Karlsruhe – Keine rote Linie für Raser, aber deutliche Worte vom höchsten Strafgericht: Der Bundesgerichtshof (BGH) hat das deutschlandweit erste Mordurteil gegen zwei Berliner Raser aufgehoben, die nach einem illegalen Autorennen auf dem Kurfürstendamm einen Mann totgefahren hatten. Die beiden Raser können nun auf eine wesentlich mildere Strafe hoffen.
Als Freibrief für Raser kann das nicht verstanden werden: Der BGH hob zugleich eine Entscheidung des Landgerichts Frankfurt auf, das einen Raser wegen fahrlässiger Tötung verurteilt hatte. „Maßgeblich sind jeweils die Umstände des Einzelfalls“, sagte Richterin Beate Sost-Scheible.
Für bundesweites Aufsehen hatte insbesondere der Raser-Fall aus Berlin gesorgt. Die beiden damals 24 und 26 Jahre alten Männer waren in der Nacht zum 1. Februar 2016 auf dem Kurfürstendamm im Stadtzentrum mit bis zu 170 Kilometern pro Stunde unterwegs, rasten über elf Kreuzungen mit mehreren roten Ampeln und fuhren einen 69-jährigen Mann tot. Das Landgericht Berlin hatte die beiden zu lebenslangen Haftstrafen wegen Mordes verurteilt, weil es den Männern Vorsatz unterstellt hatte. Dem konnte der BGH nicht folgen, da das Landgericht den Vorsatz erst zu einem Zeitpunkt angenommen hatte, als die Angeklagten keine Möglichkeit mehr hatten, den Unfall zu verhindern – nämlich in der Kurve vor der Kreuzung, wo einer der beiden in den Geländewagen des 69-Jährigen raste.
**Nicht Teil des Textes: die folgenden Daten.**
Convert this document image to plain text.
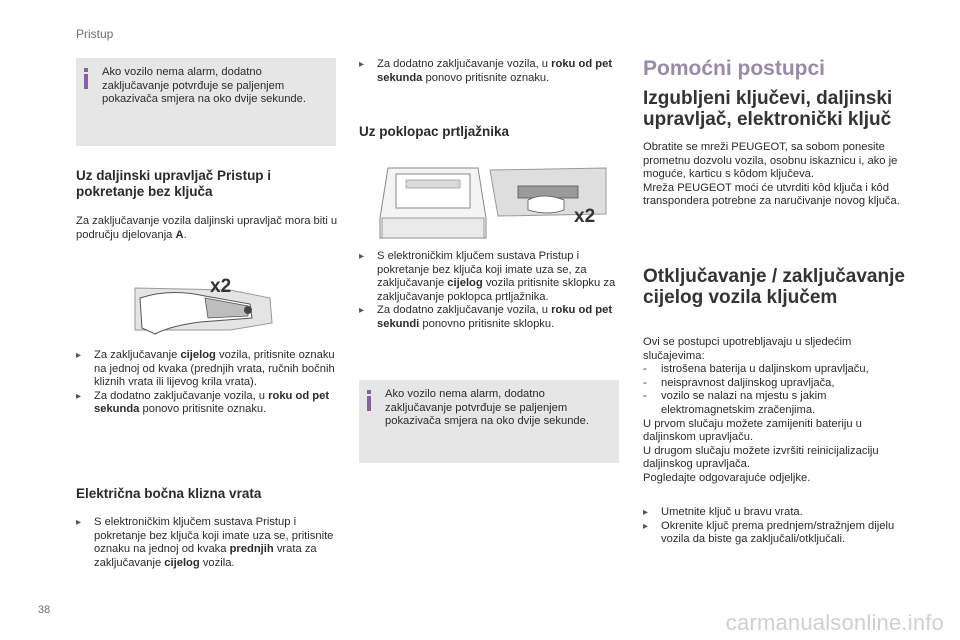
Pristup
38	carmanualsonline.info

Ako vozilo nema alarm, dodatno zaključavanje potvrđuje se paljenjem pokazivača smjera na oko dvije sekunde.

Uz daljinski upravljač Pristup i pokretanje bez ključa

Za zaključavanje vozila daljinski upravljač mora biti u području djelovanja A.

x2

▸ Za zaključavanje cijelog vozila, pritisnite oznaku na jednoj od kvaka (prednjih vrata, ručnih bočnih kliznih vrata ili lijevog krila vrata).

▸ Za dodatno zaključavanje vozila, u roku od pet sekunda ponovo pritisnite oznaku.

Električna bočna klizna vrata

▸ S elektroničkim ključem sustava Pristup i pokretanje bez ključa koji imate uza se, pritisnite oznaku na jednoj od kvaka prednjih vrata za zaključavanje cijelog vozila.

▸ Za dodatno zaključavanje vozila, u roku od pet sekunda ponovo pritisnite oznaku.

Uz poklopac prtljažnika
x2

▸ S elektroničkim ključem sustava Pristup i pokretanje bez ključa koji imate uza se, za zaključavanje cijelog vozila pritisnite sklopku za zaključavanje poklopca prtljažnika.

▸ Za dodatno zaključavanje vozila, u roku od pet sekundi ponovno pritisnite sklopku.

Ako vozilo nema alarm, dodatno zaključavanje potvrđuje se paljenjem pokazivača smjera na oko dvije sekunde.

Pomoćni postupci
Izgubljeni ključevi, daljinski upravljač, elektronički ključ

Obratite se mreži PEUGEOT, sa sobom ponesite prometnu dozvolu vozila, osobnu iskaznicu i, ako je moguće, karticu s kôdom ključeva.

Mreža PEUGEOT moći će utvrditi kôd ključa i kôd transpondera potrebne za naručivanje novog ključa.

Otključavanje / zaključavanje cijelog vozila ključem

Ovi se postupci upotrebljavaju u sljedećim slučajevima:

- istrošena baterija u daljinskom upravljaču,

- neispravnost daljinskog upravljača,

- vozilo se nalazi na mjestu s jakim elektromagnetskim zračenjima.

U prvom slučaju možete zamijeniti bateriju u daljinskom upravljaču.

U drugom slučaju možete izvršiti reinicijalizaciju daljinskog upravljača.

Pogledajte odgovarajuće odjeljke.

▸ Umetnite ključ u bravu vrata.

▸ Okrenite ključ prema prednjem/stražnjem dijelu vozila da biste ga zaključali/otključali.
Kann auch in einer neuen Verhandlung der Tötungsvorsatz nicht nachgewiesen werden, kommt eine Verurteilung wegen fahrlässiger Tötung in Betracht – hier reicht der Rahmen von einer Geldstrafe bis zu fünf Jahren Haft.
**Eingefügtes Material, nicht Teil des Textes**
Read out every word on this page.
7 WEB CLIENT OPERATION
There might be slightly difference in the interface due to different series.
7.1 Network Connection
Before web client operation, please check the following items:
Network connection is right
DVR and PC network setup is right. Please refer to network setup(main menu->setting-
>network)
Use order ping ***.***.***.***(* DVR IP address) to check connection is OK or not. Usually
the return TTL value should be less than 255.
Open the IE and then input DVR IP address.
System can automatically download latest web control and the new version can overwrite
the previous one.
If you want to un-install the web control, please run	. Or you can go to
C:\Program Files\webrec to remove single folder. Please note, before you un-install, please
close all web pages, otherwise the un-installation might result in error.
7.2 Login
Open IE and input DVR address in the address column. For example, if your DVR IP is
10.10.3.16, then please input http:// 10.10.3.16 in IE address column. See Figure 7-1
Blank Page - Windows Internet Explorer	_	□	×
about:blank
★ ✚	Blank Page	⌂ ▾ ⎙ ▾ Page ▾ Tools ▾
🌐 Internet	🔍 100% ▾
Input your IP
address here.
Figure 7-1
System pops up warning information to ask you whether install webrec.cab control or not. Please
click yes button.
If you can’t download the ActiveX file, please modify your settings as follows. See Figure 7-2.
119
Maximilian Warshitsky, Sohn des getöteten Autofahrers und Nebenkläger im Prozess, äußerte sich enttäuscht. Er leide noch immer am sinnlosen Tod seines Vaters, sagte er, und habe auf ein Signal gegen den „Terror“ auf den Straßen gehofft. Dazu Richterin Sost-Scheible: „Das Urteil wird manche Erwartungen enttäuschen – das kann man in gewisser Weise verstehen.“ Aber so einfach sei die Rechtslage nicht.
Die Gewerkschaft der Polizei bedauerte die BGH-Entscheidung. „Die jetzt kassierten lebenslangen Haftstrafen für solch rücksichtlose Raser hätten ein unmissverständliches Signal dargestellt.“ Die rechtspolitische Sprecherin der CDU/CSU-Bundestagsfraktion Elisabeth Winkelmeier-Becker, betonte: „Rasen ist kein Kavaliersdelikt.“ Diejenigen, die illegale Rennen fahren und das Rasen als ihr Hobby ansehen, müssten mit konsequenten Strafen rechnen.
Im Fall eines jungen Frankfurter Rasers, der nach Überfahren von zwei roten Ampeln und mit 142 Kilometern pro Stunde (erlaubt war Tempo 70) einen Autofahrer im Gegenverkehr getötet hatte, könnte es dagegen eine schärfere Strafe geben: Der BGH gab der Revision der Staatsanwaltschaft statt, die auf vorsätzliche Tötung plädiert hatte. Wie der neue Tatrichter entscheiden wird, ist offen. Die Verteidigung hatte auf eine mildere Strafe plädiert: Der Mandant, der selbst nicht angeschnallt war, habe mit Sicherheit nicht damit gerechnet, das jemand zu Tode kommen könne. Der BGH betonte hingegen, wer den Tod eines anderen in Kauf nehme, nehme nicht zwangsläufig den eigenen Tod in Kauf.
Raser können weiterhin als Mörder verurteilt werden. Speziell Teilnehmer an illegalen Autorennen können neuerdings mit bis zu zehn Jahren Haft bestraft werden. Das Strafgesetzbuch wurde nach dem Berliner Fall verschärft – die Regelung kann für die beiden Raser aber nicht mehr angewandt werden.